After the QuIC report, the Agency for Health Care Research and Quality (AHRQ; formerly known as the Agency for Health Care Policy and Research) took on a leadership role among federal authorities committed to patient safety. AHRQ has funded a variety of studies and research. One particular report, Making Health Care Safer: A Critical Analysis of Patient Safety Practices, reflects AHRQ's research commitment. Prepared by the University of California at San Francisco (UCSF)-Standard Evidence-Based Practice Center (EPC), it focuses on evidence-based patient safety practices.
Working with the National Forum for Quality Measurement and Report, better known as the National Quality Forum (NQF), a partnership of private and public sector entities, the EPC developed a definition for a patient safety practice: "a type of process or structure whose application reduces the probability of adverse events resulting from exposure to the health care system across a range of diseases and procedures." This definition encompasses communication skills and consent to treatment. Indeed, the report contained a discussion about informed consent and the need for research on the topic in conjunction with patient safety practices.

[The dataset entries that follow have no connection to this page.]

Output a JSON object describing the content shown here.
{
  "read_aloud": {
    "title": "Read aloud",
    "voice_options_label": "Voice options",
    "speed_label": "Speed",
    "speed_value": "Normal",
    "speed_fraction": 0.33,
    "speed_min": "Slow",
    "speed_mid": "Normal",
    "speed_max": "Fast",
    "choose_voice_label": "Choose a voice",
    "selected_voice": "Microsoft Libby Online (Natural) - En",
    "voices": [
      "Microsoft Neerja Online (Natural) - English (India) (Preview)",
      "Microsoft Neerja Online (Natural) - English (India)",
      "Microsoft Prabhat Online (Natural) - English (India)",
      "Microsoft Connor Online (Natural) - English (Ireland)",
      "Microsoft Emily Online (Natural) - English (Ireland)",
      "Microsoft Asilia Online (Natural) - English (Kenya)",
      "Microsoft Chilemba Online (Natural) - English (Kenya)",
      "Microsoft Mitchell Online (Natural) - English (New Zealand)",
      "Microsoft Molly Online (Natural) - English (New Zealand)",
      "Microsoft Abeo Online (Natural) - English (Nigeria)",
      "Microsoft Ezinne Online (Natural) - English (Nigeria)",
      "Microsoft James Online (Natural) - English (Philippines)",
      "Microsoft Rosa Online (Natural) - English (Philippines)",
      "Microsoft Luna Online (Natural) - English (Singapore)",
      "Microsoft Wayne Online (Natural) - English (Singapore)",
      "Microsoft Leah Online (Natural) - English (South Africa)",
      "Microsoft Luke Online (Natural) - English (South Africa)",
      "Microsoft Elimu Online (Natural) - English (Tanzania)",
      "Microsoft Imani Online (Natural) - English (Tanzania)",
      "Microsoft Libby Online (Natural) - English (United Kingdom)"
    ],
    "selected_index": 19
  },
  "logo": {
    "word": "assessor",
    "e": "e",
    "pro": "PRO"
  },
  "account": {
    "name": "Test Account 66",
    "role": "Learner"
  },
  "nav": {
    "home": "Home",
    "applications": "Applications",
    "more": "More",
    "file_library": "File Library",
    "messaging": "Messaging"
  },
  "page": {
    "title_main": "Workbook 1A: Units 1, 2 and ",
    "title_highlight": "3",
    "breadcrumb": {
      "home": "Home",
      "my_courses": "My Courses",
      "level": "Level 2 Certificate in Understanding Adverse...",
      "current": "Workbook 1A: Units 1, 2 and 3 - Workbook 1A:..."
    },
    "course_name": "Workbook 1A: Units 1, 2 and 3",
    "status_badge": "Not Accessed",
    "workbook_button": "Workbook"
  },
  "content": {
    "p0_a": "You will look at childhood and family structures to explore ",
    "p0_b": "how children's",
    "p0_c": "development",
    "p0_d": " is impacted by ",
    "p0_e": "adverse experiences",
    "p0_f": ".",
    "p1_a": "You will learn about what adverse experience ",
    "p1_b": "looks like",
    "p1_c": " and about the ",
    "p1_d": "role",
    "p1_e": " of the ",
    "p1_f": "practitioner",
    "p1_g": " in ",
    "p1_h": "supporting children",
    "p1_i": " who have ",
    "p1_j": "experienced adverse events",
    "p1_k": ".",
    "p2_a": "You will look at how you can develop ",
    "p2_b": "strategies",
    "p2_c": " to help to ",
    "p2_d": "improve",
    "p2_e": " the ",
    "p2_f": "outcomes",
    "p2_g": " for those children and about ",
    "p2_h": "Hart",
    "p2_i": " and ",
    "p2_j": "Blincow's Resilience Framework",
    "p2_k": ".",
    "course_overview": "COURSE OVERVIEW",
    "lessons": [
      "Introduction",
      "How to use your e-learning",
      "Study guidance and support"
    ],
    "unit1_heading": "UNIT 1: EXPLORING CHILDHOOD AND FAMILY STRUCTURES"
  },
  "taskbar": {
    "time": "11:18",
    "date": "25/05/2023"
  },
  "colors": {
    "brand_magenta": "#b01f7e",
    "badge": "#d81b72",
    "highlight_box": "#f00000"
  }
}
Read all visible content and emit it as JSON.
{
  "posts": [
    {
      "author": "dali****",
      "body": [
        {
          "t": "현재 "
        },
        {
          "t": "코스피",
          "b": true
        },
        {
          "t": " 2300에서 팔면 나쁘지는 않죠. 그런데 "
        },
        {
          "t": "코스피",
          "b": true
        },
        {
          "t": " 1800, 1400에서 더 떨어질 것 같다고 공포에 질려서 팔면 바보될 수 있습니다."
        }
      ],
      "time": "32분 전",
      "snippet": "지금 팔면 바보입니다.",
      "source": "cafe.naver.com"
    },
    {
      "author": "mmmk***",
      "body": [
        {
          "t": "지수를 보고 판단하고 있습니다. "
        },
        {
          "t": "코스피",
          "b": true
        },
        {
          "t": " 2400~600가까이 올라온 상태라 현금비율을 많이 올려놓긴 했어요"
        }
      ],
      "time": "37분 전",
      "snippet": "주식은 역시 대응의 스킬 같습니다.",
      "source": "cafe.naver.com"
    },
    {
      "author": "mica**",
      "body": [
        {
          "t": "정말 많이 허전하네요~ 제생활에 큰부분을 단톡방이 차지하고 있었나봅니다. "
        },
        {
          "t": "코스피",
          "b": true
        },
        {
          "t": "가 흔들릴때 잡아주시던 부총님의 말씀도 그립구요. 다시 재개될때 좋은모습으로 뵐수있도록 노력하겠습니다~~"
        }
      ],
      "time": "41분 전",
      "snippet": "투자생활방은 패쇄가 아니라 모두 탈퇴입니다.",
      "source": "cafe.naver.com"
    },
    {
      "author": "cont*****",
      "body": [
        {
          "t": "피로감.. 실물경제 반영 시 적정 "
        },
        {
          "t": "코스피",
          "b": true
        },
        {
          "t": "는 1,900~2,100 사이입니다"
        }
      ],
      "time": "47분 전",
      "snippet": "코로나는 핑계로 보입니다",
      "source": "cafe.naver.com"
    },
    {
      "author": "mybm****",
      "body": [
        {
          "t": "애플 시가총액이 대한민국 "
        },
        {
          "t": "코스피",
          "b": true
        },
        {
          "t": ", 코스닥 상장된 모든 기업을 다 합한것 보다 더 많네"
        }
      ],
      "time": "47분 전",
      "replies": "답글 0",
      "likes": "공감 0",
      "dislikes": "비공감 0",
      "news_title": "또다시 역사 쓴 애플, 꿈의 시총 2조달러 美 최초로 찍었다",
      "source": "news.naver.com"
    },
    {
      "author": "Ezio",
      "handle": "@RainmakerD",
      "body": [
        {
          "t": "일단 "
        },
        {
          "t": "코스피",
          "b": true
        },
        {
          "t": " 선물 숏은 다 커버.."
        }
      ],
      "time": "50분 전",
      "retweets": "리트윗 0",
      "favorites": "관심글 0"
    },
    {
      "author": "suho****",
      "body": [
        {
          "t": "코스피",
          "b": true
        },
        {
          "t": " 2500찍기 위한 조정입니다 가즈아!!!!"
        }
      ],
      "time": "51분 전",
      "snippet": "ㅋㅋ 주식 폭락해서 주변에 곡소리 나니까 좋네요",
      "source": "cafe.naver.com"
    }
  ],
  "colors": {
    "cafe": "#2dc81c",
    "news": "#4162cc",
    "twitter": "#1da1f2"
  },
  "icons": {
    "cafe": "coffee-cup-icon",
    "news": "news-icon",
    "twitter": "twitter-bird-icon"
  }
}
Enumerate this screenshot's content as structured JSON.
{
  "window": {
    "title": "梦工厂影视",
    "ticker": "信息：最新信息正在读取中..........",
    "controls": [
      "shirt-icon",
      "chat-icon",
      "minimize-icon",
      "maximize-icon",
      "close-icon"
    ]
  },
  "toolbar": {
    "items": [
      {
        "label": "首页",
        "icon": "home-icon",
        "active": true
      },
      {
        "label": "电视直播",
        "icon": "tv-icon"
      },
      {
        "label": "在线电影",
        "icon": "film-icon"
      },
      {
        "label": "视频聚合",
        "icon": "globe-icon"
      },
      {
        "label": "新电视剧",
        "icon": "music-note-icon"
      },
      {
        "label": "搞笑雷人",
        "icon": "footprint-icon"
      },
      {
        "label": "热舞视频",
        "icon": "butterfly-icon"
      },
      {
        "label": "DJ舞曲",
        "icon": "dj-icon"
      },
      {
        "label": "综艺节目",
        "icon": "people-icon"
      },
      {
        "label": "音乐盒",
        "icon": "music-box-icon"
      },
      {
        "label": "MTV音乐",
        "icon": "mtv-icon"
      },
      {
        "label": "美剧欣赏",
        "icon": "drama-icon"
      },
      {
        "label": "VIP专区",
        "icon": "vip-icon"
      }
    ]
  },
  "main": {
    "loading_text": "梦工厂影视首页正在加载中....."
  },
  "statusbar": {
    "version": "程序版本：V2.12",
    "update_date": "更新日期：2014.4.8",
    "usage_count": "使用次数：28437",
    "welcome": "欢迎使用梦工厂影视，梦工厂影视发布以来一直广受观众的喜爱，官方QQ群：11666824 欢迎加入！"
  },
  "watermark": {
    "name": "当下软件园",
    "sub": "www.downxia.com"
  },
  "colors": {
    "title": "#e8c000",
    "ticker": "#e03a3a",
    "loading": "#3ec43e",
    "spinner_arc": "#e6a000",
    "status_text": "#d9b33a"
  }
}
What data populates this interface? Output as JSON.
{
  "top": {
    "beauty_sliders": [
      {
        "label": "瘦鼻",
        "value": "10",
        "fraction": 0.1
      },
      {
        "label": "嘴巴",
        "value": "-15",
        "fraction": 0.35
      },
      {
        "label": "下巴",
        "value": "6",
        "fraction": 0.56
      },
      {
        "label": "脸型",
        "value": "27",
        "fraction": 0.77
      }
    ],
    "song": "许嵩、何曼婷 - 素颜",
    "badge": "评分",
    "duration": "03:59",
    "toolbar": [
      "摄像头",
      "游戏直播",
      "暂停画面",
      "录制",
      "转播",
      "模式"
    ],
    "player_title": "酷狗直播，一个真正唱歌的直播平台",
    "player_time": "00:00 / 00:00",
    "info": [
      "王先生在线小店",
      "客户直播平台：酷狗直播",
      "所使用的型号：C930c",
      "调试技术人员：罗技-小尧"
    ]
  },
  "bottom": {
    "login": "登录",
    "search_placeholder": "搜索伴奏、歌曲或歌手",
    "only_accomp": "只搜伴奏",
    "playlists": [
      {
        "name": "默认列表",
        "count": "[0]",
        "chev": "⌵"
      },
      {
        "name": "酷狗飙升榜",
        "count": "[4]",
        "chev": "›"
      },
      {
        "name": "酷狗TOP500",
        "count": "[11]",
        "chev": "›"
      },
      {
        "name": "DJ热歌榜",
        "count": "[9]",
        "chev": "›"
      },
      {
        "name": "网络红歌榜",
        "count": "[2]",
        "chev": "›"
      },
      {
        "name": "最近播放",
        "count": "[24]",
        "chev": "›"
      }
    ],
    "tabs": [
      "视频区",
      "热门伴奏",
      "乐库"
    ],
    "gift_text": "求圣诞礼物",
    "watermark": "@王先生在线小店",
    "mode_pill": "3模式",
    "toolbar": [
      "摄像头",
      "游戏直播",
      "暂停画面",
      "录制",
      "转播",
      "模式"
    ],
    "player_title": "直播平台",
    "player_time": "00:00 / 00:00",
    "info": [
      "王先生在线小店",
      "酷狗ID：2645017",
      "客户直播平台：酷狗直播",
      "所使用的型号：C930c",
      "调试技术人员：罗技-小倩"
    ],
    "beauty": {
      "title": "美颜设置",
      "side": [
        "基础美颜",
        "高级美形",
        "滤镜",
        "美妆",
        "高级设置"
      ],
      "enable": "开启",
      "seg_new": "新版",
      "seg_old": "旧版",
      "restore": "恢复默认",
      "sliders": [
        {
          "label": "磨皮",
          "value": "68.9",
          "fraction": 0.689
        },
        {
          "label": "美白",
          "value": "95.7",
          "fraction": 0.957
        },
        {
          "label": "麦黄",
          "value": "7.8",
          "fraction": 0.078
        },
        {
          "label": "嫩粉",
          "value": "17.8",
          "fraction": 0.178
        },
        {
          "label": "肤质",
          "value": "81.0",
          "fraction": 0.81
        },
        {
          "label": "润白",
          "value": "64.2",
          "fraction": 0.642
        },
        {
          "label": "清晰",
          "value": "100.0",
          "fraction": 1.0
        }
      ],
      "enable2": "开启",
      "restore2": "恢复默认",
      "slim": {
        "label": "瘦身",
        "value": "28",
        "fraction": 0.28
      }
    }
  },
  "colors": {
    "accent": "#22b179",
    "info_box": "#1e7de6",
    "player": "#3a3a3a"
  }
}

The Food and Drug Administration, the Conditions of Participation for Hospitals in Medicare and Medicaid Patients Rights Standards, and federally sponsored reports addressing the issue of patients rights all point to the need for strong communication processes. Involving the patient in the decision-making process is viewed as a key ingredient to successful medical treatment.
THE STATE GOVERNMENT PERSPECTIVE
At the state level, the move toward patient safety has been demonstrated by legislative initiatives geared toward reporting serious adverse events or patient deaths to databases in the belief that collecting such information will be useful in holding health care entities accountable for their performance. As distinguished from voluntary reporting methodologies, the mandatory reporting procedures found in some states are at times linked to fines and penalties, and the format is tied to public disclosure.
Some innovations have also occurred at the state level to facilitate reporting of adverse events without fear of disclosure of this information in medical malpractice litigation. The idea is to create an atmosphere conducive to the examination of adverse event information with a view to process improvement in patient safety. Examples of this approach include evidentiary use laws in Oklahoma, Minnesota, and Louisiana. However, these laws are more the exception than the rule.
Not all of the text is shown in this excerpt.